Apple isn't doing anything radical. They aren't trying out new stuff on the software front. They aren't trying out truly new - at least visible - stuff on the hardware front: for example, take the Retina display. Back in 2010 it was a 'crazy' and extremly 'difficult' thing to create, let alone mass produce: a really thin IPS display with a - at the time - crazy high pixel density. Apple isn't doing that kind off stuff anymore: they are doing safe stuff and the Apple of today won't use technology that hasn't proven itself yet.
The Apple of 2010 - and before - would have been at the front of the line to implement technologies like NFC or LTE. The Apple of today will wait until second or third-generation components of new technologies show up. Personally, I don't really care (yet) about NFC, but it's a petty that Apple isn't pushing for new technology.
I think 2013 will be the year that will show us what kind of a company Apple really is: will they release an exciting new iOS update and exciting new - or even innovative - products, or will they release a boring similar-to-iOS6 iOS 7 update plus iPhones/iPads/iPods with the expected, 'standard-but-nothing-exciting' hardware upgrades (as in: no REAL new features of which you say "I didn't see that coming.")

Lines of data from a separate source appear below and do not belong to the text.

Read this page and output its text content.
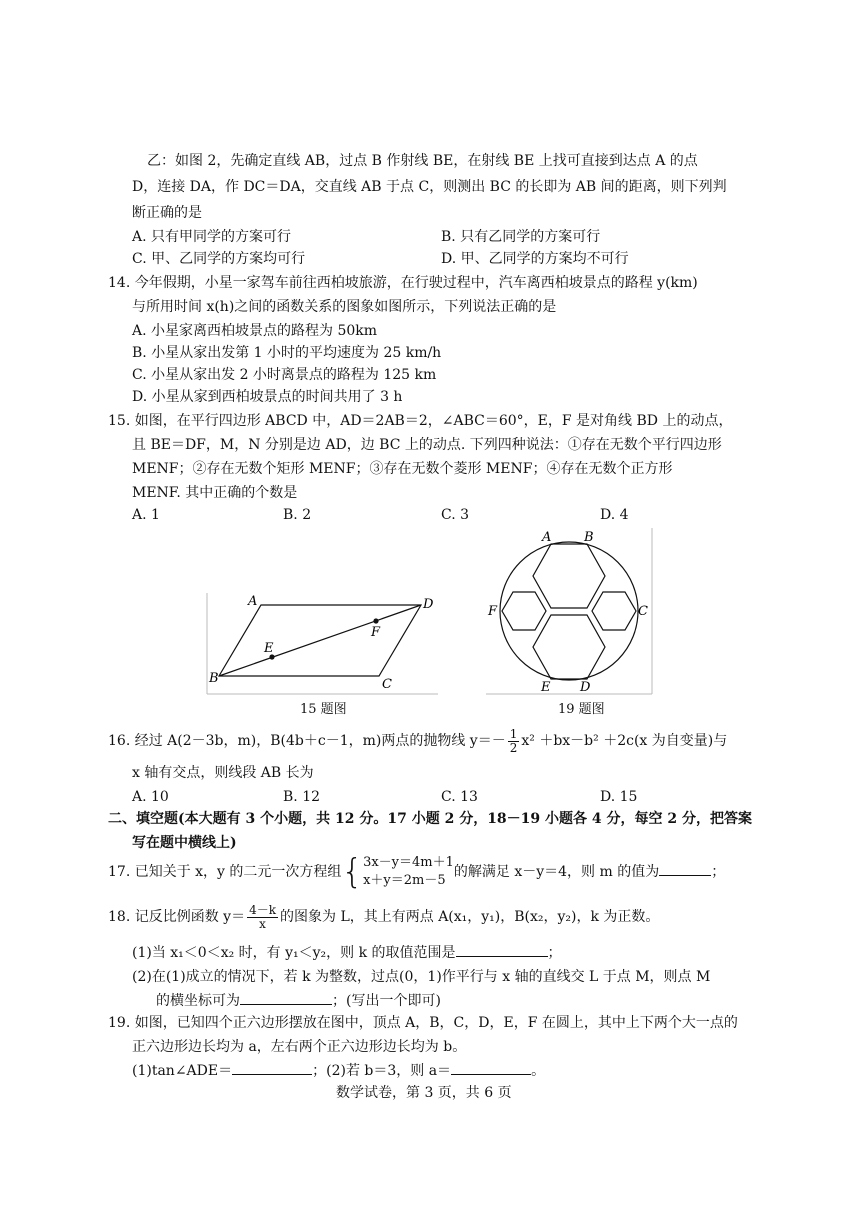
乙：如图 2，先确定直线 AB，过点 B 作射线 BE，在射线 BE 上找可直接到达点 A 的点
D，连接 DA，作 DC＝DA，交直线 AB 于点 C，则测出 BC 的长即为 AB 间的距离，则下列判
断正确的是
A. 只有甲同学的方案可行	B. 只有乙同学的方案可行
C. 甲、乙同学的方案均可行	D. 甲、乙同学的方案均不可行
14. 今年假期，小星一家驾车前往西柏坡旅游，在行驶过程中，汽车离西柏坡景点的路程 y(km)
与所用时间 x(h)之间的函数关系的图象如图所示，下列说法正确的是
A. 小星家离西柏坡景点的路程为 50km
B. 小星从家出发第 1 小时的平均速度为 25 km/h
C. 小星从家出发 2 小时离景点的路程为 125 km
D. 小星从家到西柏坡景点的时间共用了 3 h
15. 如图，在平行四边形 ABCD 中，AD＝2AB＝2，∠ABC＝60°，E，F 是对角线 BD 上的动点，
且 BE＝DF，M，N 分别是边 AD，边 BC 上的动点. 下列四种说法：①存在无数个平行四边形
MENF；②存在无数个矩形 MENF；③存在无数个菱形 MENF；④存在无数个正方形
MENF. 其中正确的个数是
A. 1	B. 2	C. 3	D. 4
A	D
B	C
E
F
15 题图
A	B
C
F
E D
19 题图
16. 经过 A(2－3b，m)，B(4b＋c－1，m)两点的抛物线 $y=- \frac{1}{2} x^2 +bx-b^2 +2c(x$ 为自变量)与
x 轴有交点，则线段 AB 长为
A. 10	B. 12	C. 13	D. 15
二、填空题(本大题有 3 个小题，共 12 分。17 小题 2 分，18－19 小题各 4 分，每空 2 分，把答案
写在题中横线上)
17. 已知关于 x，y 的二元一次方程组{ 3x－y＝4m＋1
x＋y＝2m－5
的解满足 x－y＝4，则 m 的值为	；
18. 记反比例函数 $y= \frac{4-k}{x}$ 的图象为 L，其上有两点 A(x₁，y₁)，B(x₂，y₂)，k 为正数。
(1)当 x₁＜0＜x₂ 时，有 y₁＜y₂，则 k 的取值范围是	；
(2)在(1)成立的情况下，若 k 为整数，过点(0，1)作平行与 x 轴的直线交 L 于点 M，则点 M
的横坐标可为	；(写出一个即可)
19. 如图，已知四个正六边形摆放在图中，顶点 A，B，C，D，E，F 在圆上，其中上下两个大一点的
正六边形边长均为 a，左右两个正六边形边长均为 b。
(1)tan∠ADE＝	；(2)若 b＝3，则 a＝	。
数学试卷，第 3 页，共 6 页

Also, I guess you all have a point: why should Apple try to improve software (and hardware) and try out radical new things. Research in Motion (BlackBerry) and NOKIA didn't do that and that worked out just fine: they still have the BEST-SELLING and MOST POPULAR phones in the wor... oh, wait.
Links to quotes of said people expressing those views?
Apple will need to make a 5" or bigger iPhone in the next 12 months to stay in the game for mobile phones.
They have already working on a lighter full iPad, so that is a good news for Apple fans.
No, they won't. The market for huge phones is something they can easily leave to others and still be wildly successful.
Apple will need to make a 5" or bigger iPhone in the next 12 months to stay in the game for mobile phones.
They have already working on a lighter full iPad, so that is a good news for Apple fans.
The average joes ARE complaining. Ever heard of apps? Smartphones are not used primarily as phones anymore, they are internet devices now with general functionality. If you wanted a phone, you can go back to a flip phone which is way less expensive and does calling better than an iPhone.
The average joes ARE complaining. Ever heard of apps? Smartphones are not used primarily as phones anymore, they are internet devices now with general functionality. If you wanted a phone, you can go back to a flip phone which is way less expensive and does calling better than an iPhone.